CINCINNATI — Two weeks ago, immediately after the Cincinnati Bengals defeated the Kansas City Chiefs, Bengals players were wearing AFC Champion T-shirts and hats before they could get back to the sideline.
There were boxes full of similar gear for the Chiefs. At SoFi Stadium right now, there's clothing and caps celebrating the 'Super Bowl Champion' Bengals.
What happens to all the losing team's championship gear?
According to the L.A. Times, the losing team's gear will be going to a nonprofit called Good360. Since 2015, the Virginia-based company has taken losing t-shirts and clothing from the Super Bowl, AFC and NFC title games and the World Series.
Boxes at the stadium and retailers across the country will be sent to the nonprofit. Once the organization has enough to clothing fill a shipping container, it will be sent overseas and distributed to people in need of clothing.
Shari Rudolph, the chief marketing officer at Good360, wouldn't give the L.A. Times specifics about where the merchandise is taken.
"With this donation, it's a bit sensitive," Rudolph said. "We don't disclose the exact locations they go. I can say they end up in countries in Africa, the Middle East, Asia and South America.
The losing team gear is a small part of donations handled by Good360 and is pretty rare. Before Good360 began shipping the clothing overseas, the t-shirt with the wrong winner would get out to the public. Right now, a shirt honoring the Cincinnati Bengals as Super Bowl 23 championsis on eBay for $10,000. Rudolph said the items tend to number in the thousands, which is a small chunk of Good360's total donations in 2021 of $1.3 billion.

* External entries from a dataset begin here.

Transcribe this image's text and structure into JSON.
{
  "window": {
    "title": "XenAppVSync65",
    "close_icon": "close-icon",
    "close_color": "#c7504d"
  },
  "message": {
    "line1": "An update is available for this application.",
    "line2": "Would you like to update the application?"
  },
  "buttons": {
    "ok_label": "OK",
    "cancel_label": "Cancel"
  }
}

The other side of the Super Bowl gear is the instant t-shirt. Jamie Mottram, of Breaking T, specializes in quick-to-print gear that can capitalize on a single play from a game or a popular internet meme. When a popular t-shirt takes off, they can contact a larger printer to help meet demand.
In the lead-up to the Super Bowl, Mottram said Bengals gear was out-selling Rams gear 4-to-1, in anticipation of Cincinnati winning the Super Bowl.
"If you're a Bengals fan, you're losing your money and your mind right now," Mottram said.